There is increasing interest in counteracting respiratory depression with non-opioid stimulants like dopamine, AMPA, NMDA receptor antagonists, and nicotinic acetylcholine. Studies have mostly been done in the laboratory on rats or in veterinary medicine with other animals [5]. More research needs to be done with preclinical data before they become used in clinical practice.

 

References 

 

  1. ​​Gupta K, Nagappa M, Prasad A, Abrahamyan L, Wong J, Weingarten TN, Chung F. Risk factors for opioid-induced respiratory depression in surgical patients: a systematic review and meta-analyses. BMJ Open. 2018 Dec 14;8(12):e024086. doi: 10.1136/bmjopen-2018-024086. PMID: 30552274; PMCID: PMC6303633. 
  1. Weingarten TN, Warner LL, Sprung J. Timing of postoperative respiratory emergencies: when do they really occur?
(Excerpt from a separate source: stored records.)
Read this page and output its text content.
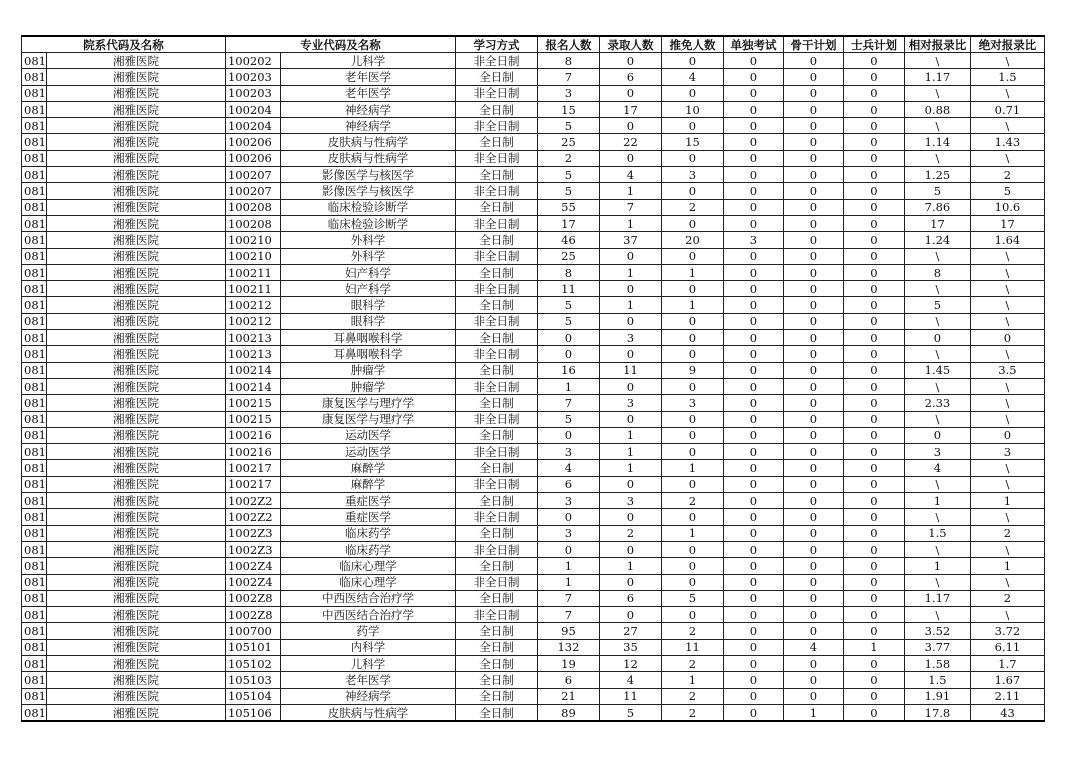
院系代码及名称		专业代码及名称		学习方式	报名人数	录取人数	推免人数	单独考试	骨干计划	士兵计划	相对报录比	绝对报录比
081	湘雅医院	100202	儿科学	非全日制	8	0	0	0	0	0	\	\
081	湘雅医院	100203	老年医学	全日制	7	6	4	0	0	0	1.17	1.5
081	湘雅医院	100203	老年医学	非全日制	3	0	0	0	0	0	\	\
081	湘雅医院	100204	神经病学	全日制	15	17	10	0	0	0	0.88	0.71
081	湘雅医院	100204	神经病学	非全日制	5	0	0	0	0	0	\	\
081	湘雅医院	100206	皮肤病与性病学	全日制	25	22	15	0	0	0	1.14	1.43
081	湘雅医院	100206	皮肤病与性病学	非全日制	2	0	0	0	0	0	\	\
081	湘雅医院	100207	影像医学与核医学	全日制	5	4	3	0	0	0	1.25	2
081	湘雅医院	100207	影像医学与核医学	非全日制	5	1	0	0	0	0	5	5
081	湘雅医院	100208	临床检验诊断学	全日制	55	7	2	0	0	0	7.86	10.6
081	湘雅医院	100208	临床检验诊断学	非全日制	17	1	0	0	0	0	17	17
081	湘雅医院	100210	外科学	全日制	46	37	20	3	0	0	1.24	1.64
081	湘雅医院	100210	外科学	非全日制	25	0	0	0	0	0	\	\
081	湘雅医院	100211	妇产科学	全日制	8	1	1	0	0	0	8	\
081	湘雅医院	100211	妇产科学	非全日制	11	0	0	0	0	0	\	\
081	湘雅医院	100212	眼科学	全日制	5	1	1	0	0	0	5	\
081	湘雅医院	100212	眼科学	非全日制	5	0	0	0	0	0	\	\
081	湘雅医院	100213	耳鼻咽喉科学	全日制	0	3	0	0	0	0	0	0
081	湘雅医院	100213	耳鼻咽喉科学	非全日制	0	0	0	0	0	0	\	\
081	湘雅医院	100214	肿瘤学	全日制	16	11	9	0	0	0	1.45	3.5
081	湘雅医院	100214	肿瘤学	非全日制	1	0	0	0	0	0	\	\
081	湘雅医院	100215	康复医学与理疗学	全日制	7	3	3	0	0	0	2.33	\
081	湘雅医院	100215	康复医学与理疗学	非全日制	5	0	0	0	0	0	\	\
081	湘雅医院	100216	运动医学	全日制	0	1	0	0	0	0	0	0
081	湘雅医院	100216	运动医学	非全日制	3	1	0	0	0	0	3	3
081	湘雅医院	100217	麻醉学	全日制	4	1	1	0	0	0	4	\
081	湘雅医院	100217	麻醉学	非全日制	6	0	0	0	0	0	\	\
081	湘雅医院	1002Z2	重症医学	全日制	3	3	2	0	0	0	1	1
081	湘雅医院	1002Z2	重症医学	非全日制	0	0	0	0	0	0	\	\
081	湘雅医院	1002Z3	临床药学	全日制	3	2	1	0	0	0	1.5	2
081	湘雅医院	1002Z3	临床药学	非全日制	0	0	0	0	0	0	\	\
081	湘雅医院	1002Z4	临床心理学	全日制	1	1	0	0	0	0	1	1
081	湘雅医院	1002Z4	临床心理学	非全日制	1	0	0	0	0	0	\	\
081	湘雅医院	1002Z8	中西医结合治疗学	全日制	7	6	5	0	0	0	1.17	2
081	湘雅医院	1002Z8	中西医结合治疗学	非全日制	7	0	0	0	0	0	\	\
081	湘雅医院	100700	药学	全日制	95	27	2	0	0	0	3.52	3.72
081	湘雅医院	105101	内科学	全日制	132	35	11	0	4	1	3.77	6.11
081	湘雅医院	105102	儿科学	全日制	19	12	2	0	0	0	1.58	1.7
081	湘雅医院	105103	老年医学	全日制	6	4	1	0	0	0	1.5	1.67
081	湘雅医院	105104	神经病学	全日制	21	11	2	0	0	0	1.91	2.11
081	湘雅医院	105106	皮肤病与性病学	全日制	89	5	2	0	1	0	17.8	43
Curr Opin Anaesthesiol. 2017 Feb;30(1):156-162. doi: 10.1097/ACO.0000000000000401. PMID: 27685799. 
  1. Klausner JM, Caspi J, Lelcuk S, Khazam A, Marin G, Hechtman HB, Rozin RR. Delayed muscular rigidity and respiratory depression following fentanyl anesthesia. Arch Surg. 1988 Jan;123(1):66-7. doi: 10.1001/archsurg.1988.01400250076013. PMID: 3337659. 
  1. Long DR, Lihn AL, Friedrich S, Scheffenbichler FT, Safavi KC, Burns SM, Schneider JC, Grabitz SD, Houle TT, Eikermann M. Association between intraoperative opioid administration and 30-day readmission: a pre-specified analysis of registry data from a healthcare network in New England. Br J Anaesth. 2018 May;120(5):1090-1102. doi: 10.1016/j.bja.2017.12.044. Epub 2018 Mar 9. PMID: 29661386. 
  1. Imam MZ, Kuo A, Smith MT. Countering opioid-induced respiratory depression by non-opioids that are respiratory stimulants. F1000Res. 2020 Feb 7;9:F1000 Faculty Rev-91. doi: 10.12688/f1000research.21738.1. PMID: 32089833; PMCID: PMC7008602.